According to Krugman, we should remember this expression for just one part of the process: destruction. He forgets the creative, innovative items that replace the obsolete items. He affirms that Detroit´s decline was the result of the loss of competitiveness of the automobile sector in the United States. This could be true: there are always losers in the process of economic change.
However, this view disregards the fact that humans, when faced with difficult situations, make decisions to avoid economic failure. This view forgets that humans are not passive in their fates or in their lives. This view assumes that change, that innovation benefits no one and affects everyone. The explanation of a whole city´s bankruptcy cannot be the “creative destruction,” because that would imply that nobody makes decisions to avoid their own bankruptcy. And this was not what really happened. The one that failed was the local city government. Thousands of individuals fled before that.

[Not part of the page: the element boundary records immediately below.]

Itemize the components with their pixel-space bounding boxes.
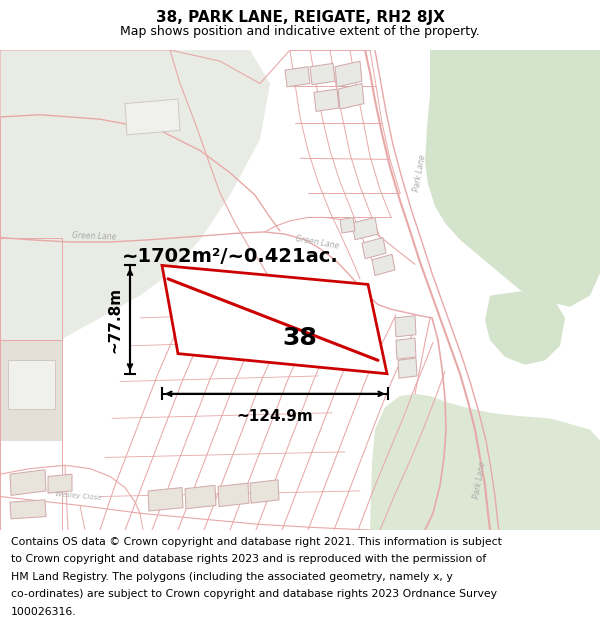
Text: to Crown copyright and database rights 2023 and is reproduced with the permissio: to Crown copyright and database rights 2… xyxy=(11,554,486,564)
Text: HM Land Registry. The polygons (including the associated geometry, namely x, y: HM Land Registry. The polygons (includin… xyxy=(11,572,452,582)
Polygon shape xyxy=(485,290,565,365)
Text: Wesley Close: Wesley Close xyxy=(55,491,102,501)
Polygon shape xyxy=(218,483,249,506)
Polygon shape xyxy=(162,266,387,374)
Polygon shape xyxy=(372,254,395,276)
Text: ~1702m²/~0.421ac.: ~1702m²/~0.421ac. xyxy=(122,247,338,266)
Bar xyxy=(0,340,62,441)
Polygon shape xyxy=(185,486,216,509)
Polygon shape xyxy=(0,50,270,362)
Polygon shape xyxy=(285,67,310,87)
Polygon shape xyxy=(395,316,416,337)
Text: 38, PARK LANE, REIGATE, RH2 8JX: 38, PARK LANE, REIGATE, RH2 8JX xyxy=(155,10,445,25)
Polygon shape xyxy=(338,84,364,109)
Text: co-ordinates) are subject to Crown copyright and database rights 2023 Ordnance S: co-ordinates) are subject to Crown copyr… xyxy=(11,589,497,599)
Text: Park Lane: Park Lane xyxy=(472,461,488,499)
Polygon shape xyxy=(352,217,378,240)
Polygon shape xyxy=(398,358,417,378)
Polygon shape xyxy=(362,238,386,259)
Polygon shape xyxy=(48,474,72,493)
Polygon shape xyxy=(396,338,416,359)
Polygon shape xyxy=(310,63,335,84)
Polygon shape xyxy=(10,470,46,496)
Polygon shape xyxy=(425,50,600,307)
Text: ~124.9m: ~124.9m xyxy=(236,409,313,424)
Text: Map shows position and indicative extent of the property.: Map shows position and indicative extent… xyxy=(120,24,480,38)
Text: Green Lane: Green Lane xyxy=(295,234,340,251)
Text: Park Lane: Park Lane xyxy=(412,154,428,192)
Polygon shape xyxy=(335,61,362,87)
Polygon shape xyxy=(340,217,355,233)
Text: ~77.8m: ~77.8m xyxy=(107,286,122,352)
Polygon shape xyxy=(125,99,180,135)
Polygon shape xyxy=(10,500,46,519)
Polygon shape xyxy=(370,394,600,530)
Polygon shape xyxy=(250,480,279,503)
Polygon shape xyxy=(8,361,55,409)
Text: 100026316.: 100026316. xyxy=(11,607,76,617)
Text: Contains OS data © Crown copyright and database right 2021. This information is : Contains OS data © Crown copyright and d… xyxy=(11,537,502,547)
Text: 38: 38 xyxy=(283,326,317,350)
Text: Green Lane: Green Lane xyxy=(72,231,116,242)
Polygon shape xyxy=(314,89,339,111)
Polygon shape xyxy=(148,488,183,511)
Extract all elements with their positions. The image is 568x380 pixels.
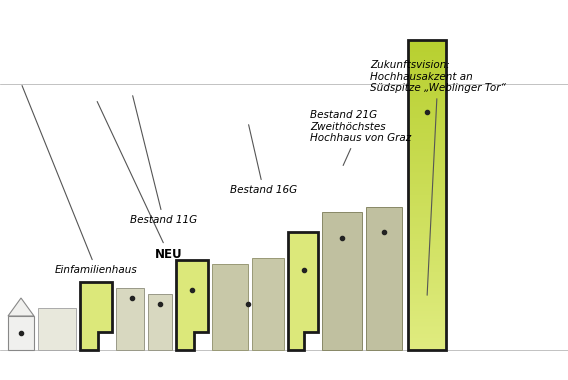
Bar xyxy=(148,294,172,350)
Bar xyxy=(38,308,76,350)
Bar xyxy=(366,207,402,350)
Text: Bestand 11G: Bestand 11G xyxy=(130,96,197,225)
Bar xyxy=(252,258,284,350)
Text: NEU: NEU xyxy=(97,101,183,261)
Bar xyxy=(212,264,248,350)
Text: Bestand 16G: Bestand 16G xyxy=(230,125,297,195)
Polygon shape xyxy=(176,260,208,350)
Polygon shape xyxy=(288,232,318,350)
Text: Bestand 21G
Zweithöchstes
Hochhaus von Graz: Bestand 21G Zweithöchstes Hochhaus von G… xyxy=(310,110,411,165)
Text: Einfamilienhaus: Einfamilienhaus xyxy=(22,86,138,275)
Bar xyxy=(408,40,446,350)
Polygon shape xyxy=(80,282,112,350)
Text: Zukunftsvision:
Hochhausakzent an
Südspitze „Weblinger Tor“: Zukunftsvision: Hochhausakzent an Südspi… xyxy=(370,60,506,295)
Polygon shape xyxy=(8,298,34,316)
Bar xyxy=(116,288,144,350)
Bar xyxy=(8,316,34,350)
Bar xyxy=(322,212,362,350)
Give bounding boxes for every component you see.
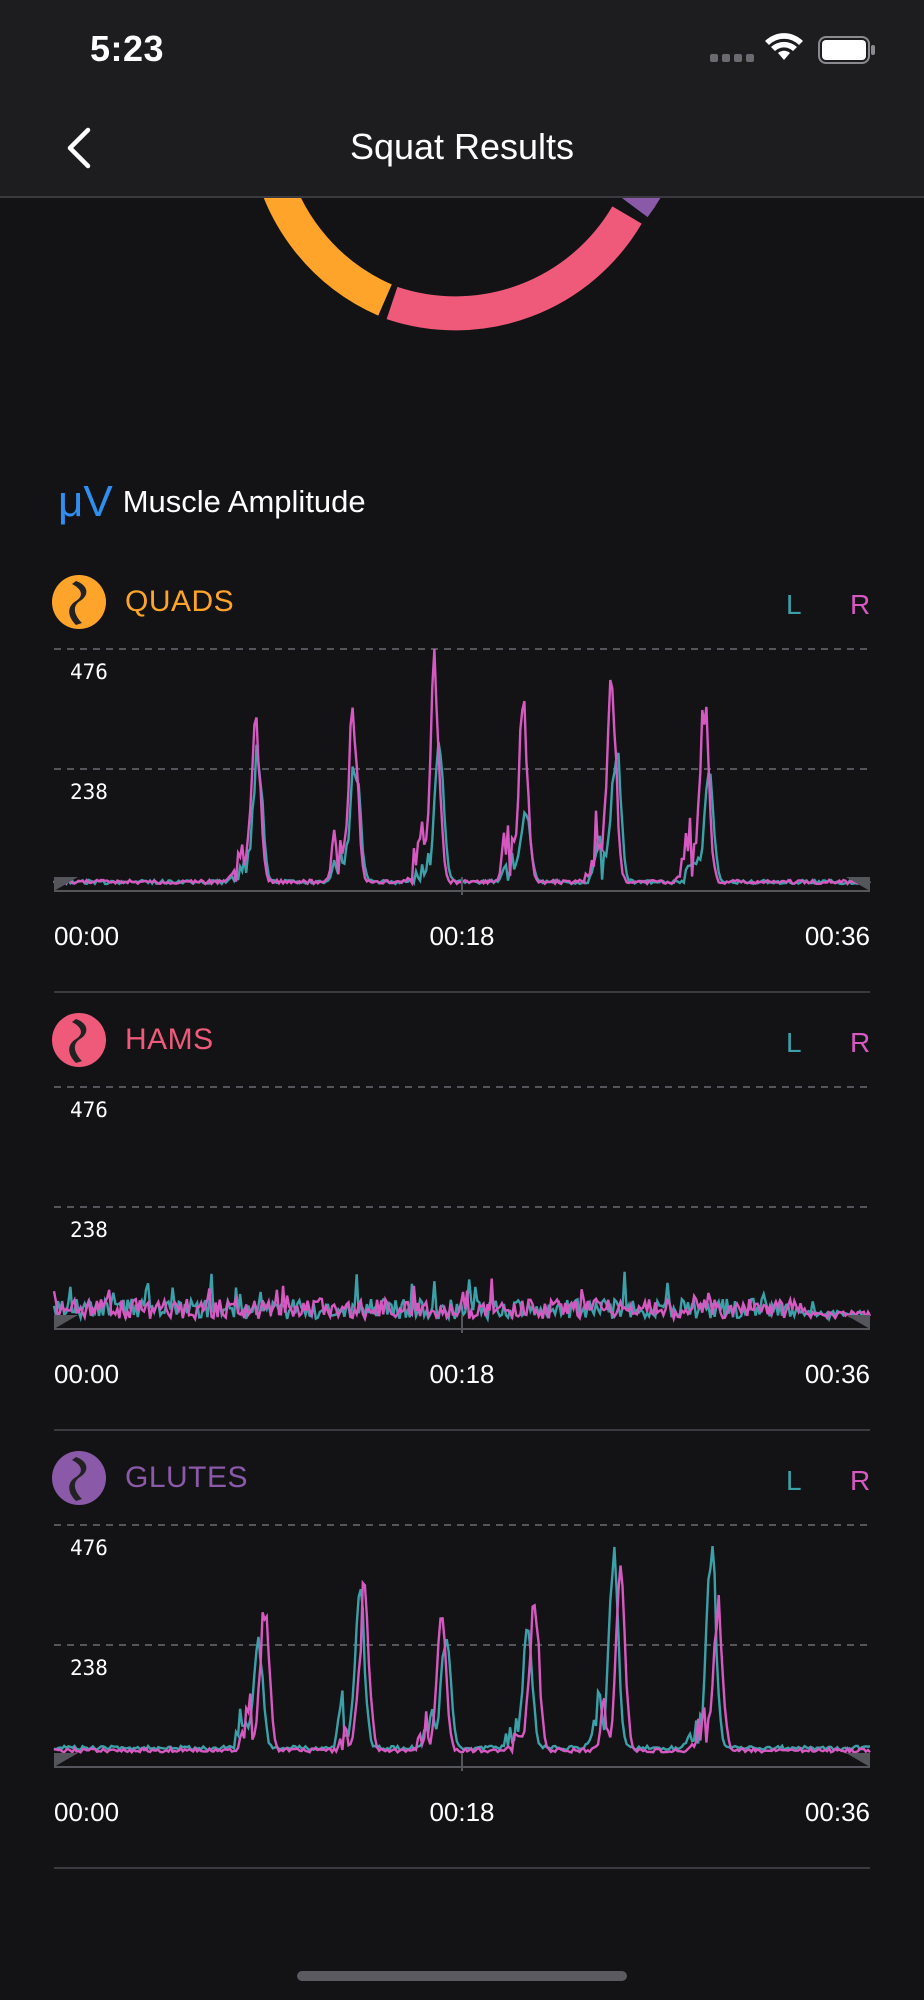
scrub-handle-right	[846, 877, 870, 891]
nav-bar: Squat Results	[0, 96, 924, 198]
microvolt-icon: μV	[58, 477, 113, 526]
series-right-line	[52, 648, 871, 887]
status-time: 5:23	[90, 28, 165, 69]
section-title: Muscle Amplitude	[122, 484, 366, 519]
legend-left: L	[786, 1027, 802, 1058]
x-tick-label: 00:36	[804, 921, 870, 951]
muscle-name: HAMS	[125, 1023, 214, 1056]
muscle-card-hams: HAMS L R 476 238 00:00 00:18 00:36	[0, 1013, 924, 1433]
legend-right: R	[850, 589, 871, 620]
page-title: Squat Results	[349, 126, 575, 167]
chevron-left-icon[interactable]	[60, 124, 100, 172]
y-tick-label: 238	[70, 1656, 108, 1680]
donut-segment-quads	[263, 198, 393, 316]
section-header: μV Muscle Amplitude	[58, 480, 366, 524]
quads-muscle-icon	[52, 575, 106, 629]
x-tick-label: 00:18	[429, 1359, 495, 1389]
y-tick-label: 476	[70, 1098, 108, 1122]
status-bar: 5:23	[0, 0, 924, 96]
y-tick-label: 476	[70, 660, 108, 684]
x-tick-label: 00:36	[804, 1797, 870, 1827]
x-tick-label: 00:00	[54, 921, 120, 951]
divider	[54, 1867, 870, 1869]
donut-segment-glutes	[621, 198, 661, 218]
divider	[54, 991, 870, 993]
scrub-handle-left	[54, 1315, 78, 1329]
muscle-card-glutes: GLUTES L R 476 238 00:00 00:18 00:36	[0, 1451, 924, 1871]
home-indicator[interactable]	[297, 1971, 627, 1981]
muscle-name: QUADS	[125, 585, 235, 618]
series-right-line	[52, 1278, 872, 1324]
y-tick-label: 238	[70, 780, 108, 804]
muscle-card-quads: QUADS L R 476 238 00:00 00:18 00:36	[0, 575, 924, 995]
hams-amplitude-chart: 476 238	[52, 1086, 872, 1333]
scrub-handle-left	[54, 1753, 78, 1767]
battery-icon	[818, 36, 875, 64]
wifi-icon	[765, 33, 803, 60]
signal-icon	[710, 54, 754, 64]
scrub-handle-left	[54, 877, 78, 891]
scrub-handle-right	[846, 1753, 870, 1767]
y-tick-label: 476	[70, 1536, 108, 1560]
legend-left: L	[786, 1465, 802, 1496]
series-left-line	[53, 1545, 871, 1752]
muscle-distribution-donut	[263, 198, 661, 331]
x-tick-label: 00:00	[54, 1359, 120, 1389]
y-tick-label: 238	[70, 1218, 108, 1242]
hams-muscle-icon	[52, 1013, 106, 1067]
x-tick-label: 00:18	[429, 1797, 495, 1827]
legend-left: L	[786, 589, 802, 620]
muscle-name: GLUTES	[125, 1461, 249, 1494]
glutes-amplitude-chart: 476 238	[53, 1524, 871, 1771]
legend-right: R	[850, 1027, 871, 1058]
scrub-handle-right	[846, 1315, 870, 1329]
series-left-line	[53, 741, 871, 887]
x-tick-label: 00:00	[54, 1797, 120, 1827]
divider	[54, 1429, 870, 1431]
donut-segment-hams	[386, 206, 642, 331]
series-right-line	[53, 1565, 871, 1756]
quads-amplitude-chart: 476 238	[52, 648, 871, 895]
glutes-muscle-icon	[52, 1451, 106, 1505]
x-tick-label: 00:18	[429, 921, 495, 951]
x-tick-label: 00:36	[804, 1359, 870, 1389]
legend-right: R	[850, 1465, 871, 1496]
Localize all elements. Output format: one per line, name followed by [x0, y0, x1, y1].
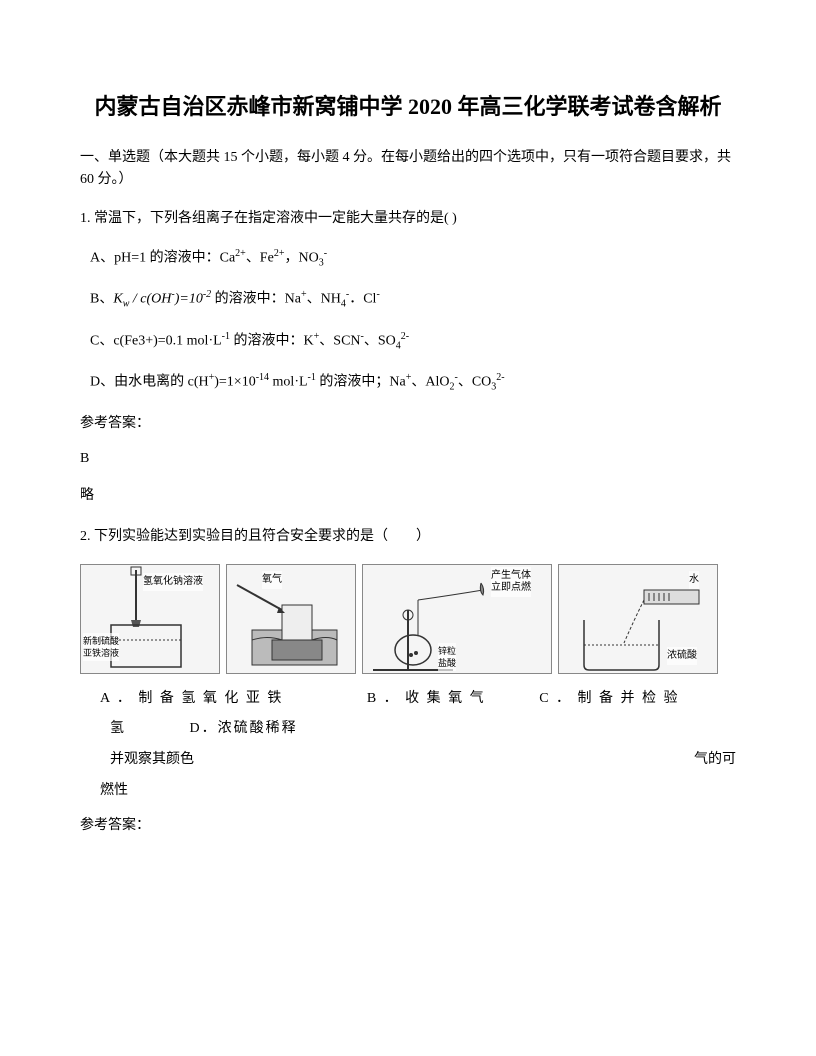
text: 的溶液中；Na: [316, 375, 406, 390]
figure-c: 产生气体 立即点燃 锌粒 盐酸: [362, 564, 552, 674]
question-2: 2. 下列实验能达到实验目的且符合安全要求的是（ ） 氢氧化钠溶液 新制硫酸 亚…: [80, 524, 736, 838]
text: A、pH=1 的溶液中：Ca: [90, 251, 235, 266]
sup: -1: [222, 331, 230, 342]
sup: 2+: [274, 248, 285, 259]
q1-text: 1. 常温下，下列各组离子在指定溶液中一定能大量共存的是( ): [80, 206, 736, 231]
text: 、SO: [364, 334, 396, 349]
q2-option-a: A ． 制 备 氢 氧 化 亚 铁: [100, 684, 283, 715]
text: D、由水电离的 c(H: [90, 375, 209, 390]
q2-answer-label: 参考答案：: [80, 813, 736, 838]
q2-line3b: 气的可: [694, 745, 736, 776]
q1-brief: 略: [80, 483, 736, 508]
q1-answer-label: 参考答案：: [80, 411, 736, 436]
sub: 2: [449, 382, 454, 393]
text: 的溶液中：K: [230, 334, 314, 349]
q2-line3a: 并观察其颜色: [110, 745, 194, 776]
text: 、SCN: [319, 334, 360, 349]
figure-b: 氧气: [226, 564, 356, 674]
sub: 3: [319, 257, 324, 268]
text: 、CO: [458, 375, 491, 390]
sub: 4: [341, 299, 346, 310]
q1-answer: B: [80, 446, 736, 471]
sup: -: [324, 248, 327, 259]
fig-c-label-4: 盐酸: [438, 655, 456, 671]
q1-option-a: A、pH=1 的溶液中：Ca2+、Fe2+，NO3-: [90, 245, 736, 272]
formula: Kw / c(OH-)=10-2: [113, 286, 211, 313]
q2-figures: 氢氧化钠溶液 新制硫酸 亚铁溶液 氧气: [80, 564, 736, 674]
fig-d-label-2: 浓硫酸: [667, 647, 697, 665]
text: C、c(Fe3+)=0.1 mol·L: [90, 334, 222, 349]
q2-line4: 燃性: [100, 776, 736, 807]
fig-c-label-2: 立即点燃: [491, 579, 531, 597]
figure-a: 氢氧化钠溶液 新制硫酸 亚铁溶液: [80, 564, 220, 674]
sup: 2+: [235, 248, 246, 259]
page-title: 内蒙古自治区赤峰市新窝铺中学 2020 年高三化学联考试卷含解析: [80, 90, 736, 123]
sub: 3: [491, 382, 496, 393]
fig-a-label-3: 亚铁溶液: [83, 645, 119, 661]
figure-d: 水 浓硫酸: [558, 564, 718, 674]
sup: -: [376, 289, 379, 300]
fig-d-label-1: 水: [689, 571, 699, 589]
q2-option-c: C ． 制 备 并 检 验: [539, 684, 679, 715]
text: 、NH: [307, 292, 341, 307]
sup: 2-: [496, 372, 504, 383]
text: )=1×10: [214, 375, 255, 390]
q2-option-d: D．浓硫酸稀释: [190, 714, 298, 745]
q2-option-b: B ． 收 集 氧 气: [367, 684, 486, 715]
q2-options: A ． 制 备 氢 氧 化 亚 铁 B ． 收 集 氧 气 C ． 制 备 并 …: [80, 684, 736, 807]
question-1: 1. 常温下，下列各组离子在指定溶液中一定能大量共存的是( ) A、pH=1 的…: [80, 206, 736, 509]
text: B、: [90, 292, 113, 307]
q1-option-b: B、Kw / c(OH-)=10-2 的溶液中：Na+、NH4-．Cl-: [90, 286, 736, 313]
fig-a-label-1: 氢氧化钠溶液: [143, 573, 203, 591]
text: ，NO: [284, 251, 318, 266]
q1-option-c: C、c(Fe3+)=0.1 mol·L-1 的溶液中：K+、SCN-、SO42-: [90, 328, 736, 355]
text: ．Cl: [349, 292, 376, 307]
sup: 2-: [401, 331, 409, 342]
q2-text: 2. 下列实验能达到实验目的且符合安全要求的是（ ）: [80, 524, 736, 549]
text: 、Fe: [246, 251, 274, 266]
sup: -1: [308, 372, 316, 383]
sup: -14: [256, 372, 269, 383]
text: 的溶液中：Na: [211, 292, 301, 307]
q1-option-d: D、由水电离的 c(H+)=1×10-14 mol·L-1 的溶液中；Na+、A…: [90, 369, 736, 396]
text: mol·L: [269, 375, 308, 390]
text: 、AlO: [411, 375, 449, 390]
fig-b-label-1: 氧气: [262, 571, 282, 589]
section-header: 一、单选题（本大题共 15 个小题，每小题 4 分。在每小题给出的四个选项中，只…: [80, 147, 736, 192]
q2-option-c-cont: 氢: [110, 714, 126, 745]
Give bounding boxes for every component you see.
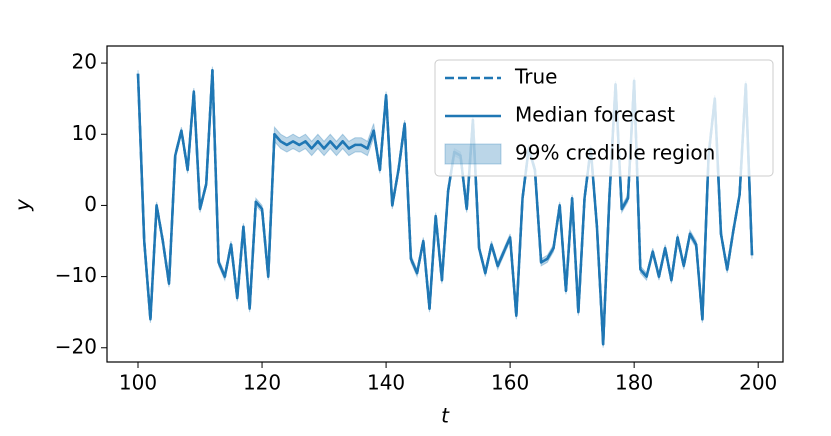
x-tick-label: 180 bbox=[615, 371, 653, 395]
legend-label: Median forecast bbox=[515, 103, 675, 127]
x-axis-label: t bbox=[441, 404, 450, 428]
x-tick-label: 200 bbox=[739, 371, 777, 395]
y-tick-label: −20 bbox=[55, 334, 97, 358]
y-tick-label: 0 bbox=[84, 192, 97, 216]
y-axis-label: y bbox=[11, 198, 35, 212]
legend-patch bbox=[444, 143, 502, 165]
legend-label: True bbox=[514, 65, 557, 89]
x-tick-label: 100 bbox=[119, 371, 157, 395]
y-tick-label: −10 bbox=[55, 263, 97, 287]
x-tick-label: 120 bbox=[243, 371, 281, 395]
series-line bbox=[136, 68, 754, 346]
legend-label: 99% credible region bbox=[515, 141, 715, 165]
x-tick-label: 160 bbox=[491, 371, 529, 395]
x-tick-label: 140 bbox=[367, 371, 405, 395]
y-tick-label: 20 bbox=[72, 50, 97, 74]
y-tick-label: 10 bbox=[72, 121, 97, 145]
legend-box bbox=[434, 59, 774, 177]
plot-frame bbox=[106, 45, 784, 363]
credible-band bbox=[137, 66, 753, 348]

Detroit’s lesson, such as that of Greece, is not as complicated as Krugman’s bias states. It was public mismanagement that led to public bankruptcy. Private individuals responded and took the best decisions they could, given the environment in which they had to live. Period.
To dig deeper is to deliberately try to deceive the public so they come to the wrong conclusions. In Latin America, for example, this will support the visions against foreign investment, free trade, or the transition of economies from agricultural to manufacturing, and then to service economies.
For Krugman, then, the problem is economic change and not the existence of the perverse incentives, created by the wrong decisions from local politicians and bureaucrats. Reality refutes his conclusions, but the wrong decisions will be replicated elsewhere if not debated.
Economic nonsense can also be furthered, even by Nobel Prize recipients. Unfortunately, there are still huge audiences, as in Latin America, where false assumptions and conclusions are well-received.